Always ask permission first. The dog’s owner is your first line of defense against potentially aggressive or fearful dogs; a responsible dog owner will tell you if their dog prefers not to be touched by strangers. However, this should never substitute your own education on dog body language and how to approach a dog. My sister and I found this out the hard way when we were little. After receiving permission from the dog’s young owner, my sister proceeded to try to pet her dog. Moments later the dog lunged and bit my sister in the chest, requiring stitches. I have no doubt all the warning signs were there but unfortunately none of us knew them. I’ve found the best practice is to teach children not to pet strangers’ dogs without parental supervision.
Let the dog come to you. If the dog does not approach or seems worried as it approaches, be patient and don’t force it. Don’t confuse a dog’s desire to smell you with a dog’s desire to be pet. Pay attention to the dog’s body language, it will tell you whether it is comfortable with your affection. Never restrain your dog and force it to accept contact from others. Remember the “fight or flight” response; if you take away the opportunity for flight, your dog’s choices are limited.
Slow down. Slowing your approach has three major benefits. It allows you time to implement polite greeting behaviors, it gives the dog a chance to respond calmly instead of reactively to your approach, and it assures that you have a chance to notice and respond appropriately to any signs of duress in the dog.
Turn to the side.
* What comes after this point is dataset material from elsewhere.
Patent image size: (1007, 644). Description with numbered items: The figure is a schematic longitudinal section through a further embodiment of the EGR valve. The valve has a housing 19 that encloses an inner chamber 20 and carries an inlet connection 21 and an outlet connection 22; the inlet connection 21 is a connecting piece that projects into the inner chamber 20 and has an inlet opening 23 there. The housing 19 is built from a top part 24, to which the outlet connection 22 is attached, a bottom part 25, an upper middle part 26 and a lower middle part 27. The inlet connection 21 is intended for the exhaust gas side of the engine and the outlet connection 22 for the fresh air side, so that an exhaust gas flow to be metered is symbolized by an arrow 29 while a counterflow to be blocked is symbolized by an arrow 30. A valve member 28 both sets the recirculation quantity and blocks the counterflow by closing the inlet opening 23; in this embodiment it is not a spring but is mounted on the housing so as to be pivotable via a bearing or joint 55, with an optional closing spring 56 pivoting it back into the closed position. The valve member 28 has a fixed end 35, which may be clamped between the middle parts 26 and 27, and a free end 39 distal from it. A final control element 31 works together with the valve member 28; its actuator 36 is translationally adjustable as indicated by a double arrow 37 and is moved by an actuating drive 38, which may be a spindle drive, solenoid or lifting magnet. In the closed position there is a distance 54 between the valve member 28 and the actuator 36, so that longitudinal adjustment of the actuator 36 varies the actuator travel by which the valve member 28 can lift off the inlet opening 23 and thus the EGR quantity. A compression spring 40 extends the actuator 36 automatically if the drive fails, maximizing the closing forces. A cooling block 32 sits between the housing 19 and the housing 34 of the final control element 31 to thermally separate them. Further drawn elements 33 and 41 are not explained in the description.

For us, good manners usually dictate that we meet others face-to-face and make eye contact. For dogs, however, this sort of behavior is rude and can be perceived as a threat. Instead keep your body turned partially or completely to the side; even turning your head to the side will make a frightened dog feel less anxious.
Avoid staring. A direct stare is a threat in the animal world. It is perfectly fine to look at the dog; just soften your expression and don’t “hard stare” directly into their eyes. For best results, look at their feet. Never allow children to put their faces near your dog’s face or to stare into their eyes.
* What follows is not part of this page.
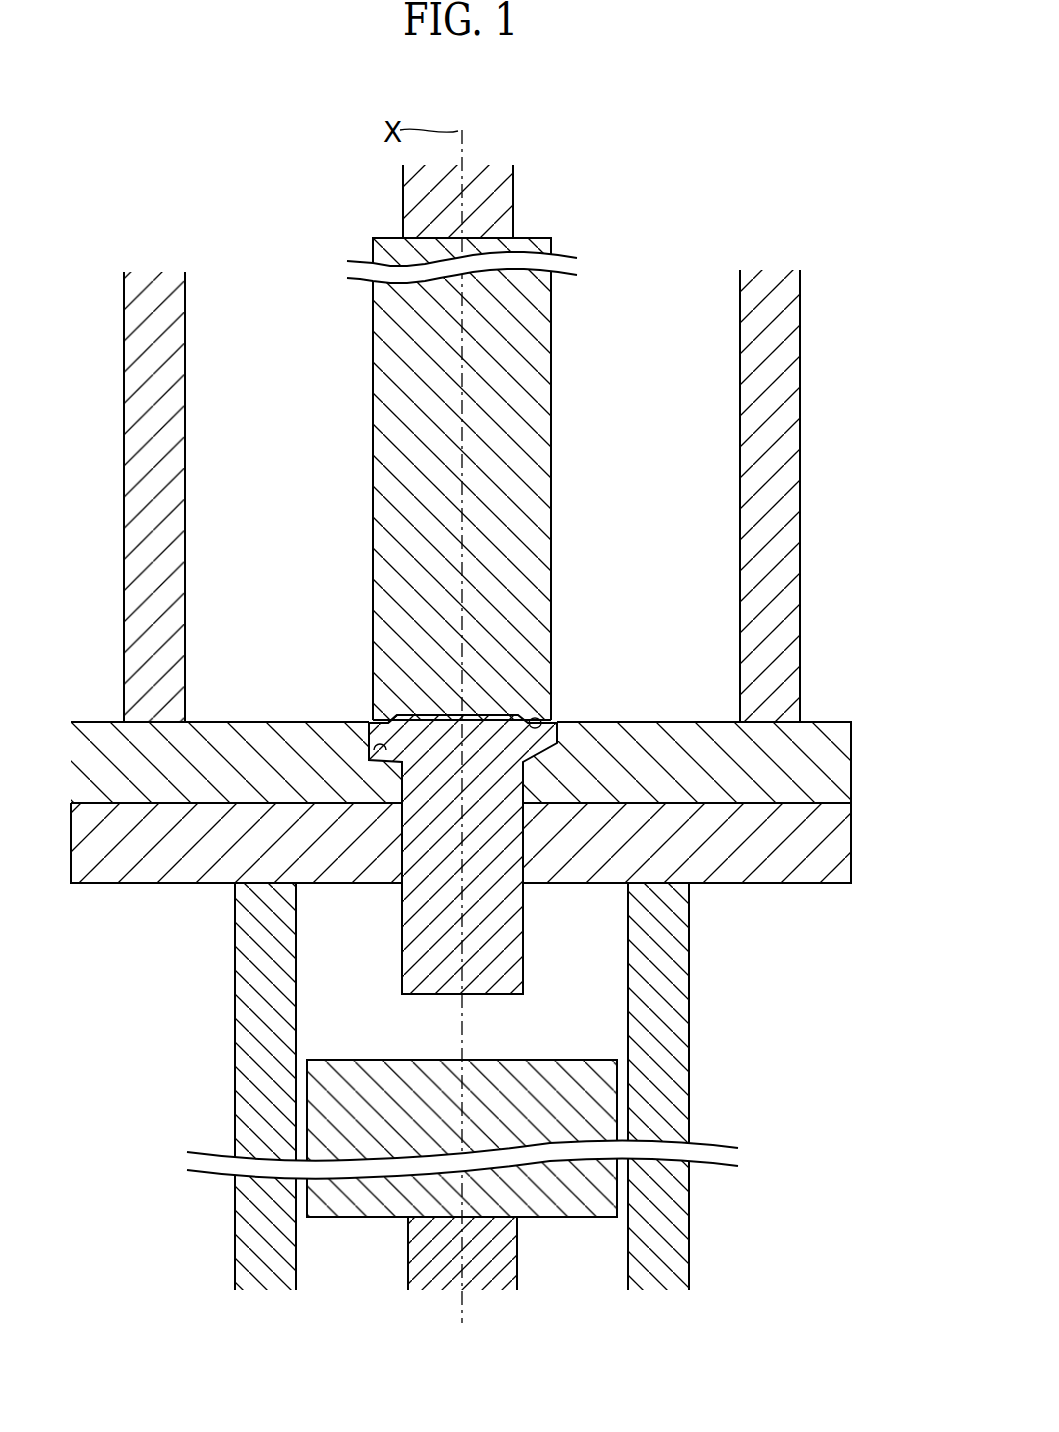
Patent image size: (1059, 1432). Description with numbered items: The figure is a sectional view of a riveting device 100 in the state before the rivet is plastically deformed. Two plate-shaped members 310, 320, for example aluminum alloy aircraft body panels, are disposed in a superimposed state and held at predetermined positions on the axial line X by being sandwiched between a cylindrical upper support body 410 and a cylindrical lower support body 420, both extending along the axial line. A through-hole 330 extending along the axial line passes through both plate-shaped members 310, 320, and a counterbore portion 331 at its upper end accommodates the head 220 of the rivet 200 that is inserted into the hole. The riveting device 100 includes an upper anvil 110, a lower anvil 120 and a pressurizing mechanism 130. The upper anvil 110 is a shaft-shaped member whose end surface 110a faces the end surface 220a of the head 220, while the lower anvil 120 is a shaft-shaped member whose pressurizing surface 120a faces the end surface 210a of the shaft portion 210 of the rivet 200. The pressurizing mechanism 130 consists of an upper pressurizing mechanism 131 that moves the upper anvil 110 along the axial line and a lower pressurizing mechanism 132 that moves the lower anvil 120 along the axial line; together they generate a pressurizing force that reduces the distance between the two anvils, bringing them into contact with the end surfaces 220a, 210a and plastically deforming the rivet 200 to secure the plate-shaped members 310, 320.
Don’t hover. Leaning over a dog can cause the dog to become afraid and possibly defensive. A better way to approach a dog is to get down on their level by squatting or sitting down close to him. Don’t put yourself directly in his face, but keep in mind that you’ll be less threatening if your not towering above him.
Pet appropriately. Approaching dogs by patting them on the head is ill-advised. Envision the interaction from the dog’s point of view; a palm approaching from above can be alarming. It’s not that dogs should never be petted on top of the head, but that head-patting (or petting over the dog’s neck, shoulders, back, or rump) should not be used as an initial approach. It is wiser to make a fist, hold it under the dog’s nose to allow it to sniff, then pet the dog on the chest, moving gradually to the sides of the face and other body parts, assuming the dog is comfortable. Likewise, a hand moving in quickly to grab for a dog’s collar is more potentially fear-inducing than a hand moving slowly to a dog’s chest, scratching it, then moving up to take hold of the collar.
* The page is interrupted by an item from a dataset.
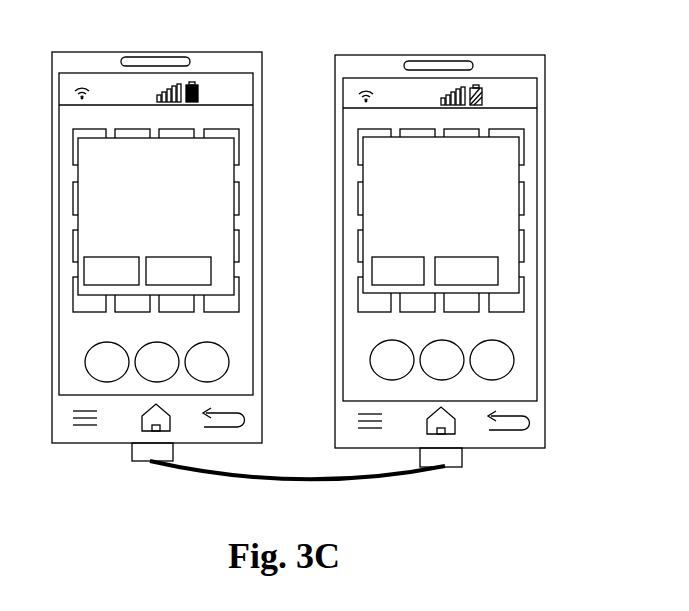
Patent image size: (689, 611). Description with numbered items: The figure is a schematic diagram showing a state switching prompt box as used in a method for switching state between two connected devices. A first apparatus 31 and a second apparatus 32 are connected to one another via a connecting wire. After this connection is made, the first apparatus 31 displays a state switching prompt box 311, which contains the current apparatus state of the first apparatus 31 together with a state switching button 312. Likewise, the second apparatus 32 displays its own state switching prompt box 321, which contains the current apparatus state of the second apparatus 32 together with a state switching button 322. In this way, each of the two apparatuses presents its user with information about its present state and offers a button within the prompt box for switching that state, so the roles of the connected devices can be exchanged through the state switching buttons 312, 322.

Watch Your Tone of Voice. Deep, low voices can be intimidating to a dog. Try to talk to the dog in a higher pitched, happy tone of voice. If your a man with a deep voice, try just speaking more quietly. A quiet, reassuring tone of voice can go a long way in making a nervous dog more comfortable.
Stoop, don’t swoop. Small dogs in particular are often swooped down upon when people want to pick them up. Fast, direct, overhead movements are much more frightening than slow, indirect ones. To lift a small dog, pet the dog for a moment, then gently slip your hands under its belly and chest, and lift.
Watch your smile. While humans interpret a smile as friendly, a dog might not be as fond of seeing your pearly whites. A show of teeth is a threat in the animal kingdom.
Lick your lips and yawn. Look for calming signals like lip licking, yawning, rapid blinking, and sniffing the ground. They may be calming but they indicate stress. Avoid approaching dogs that give off these signals.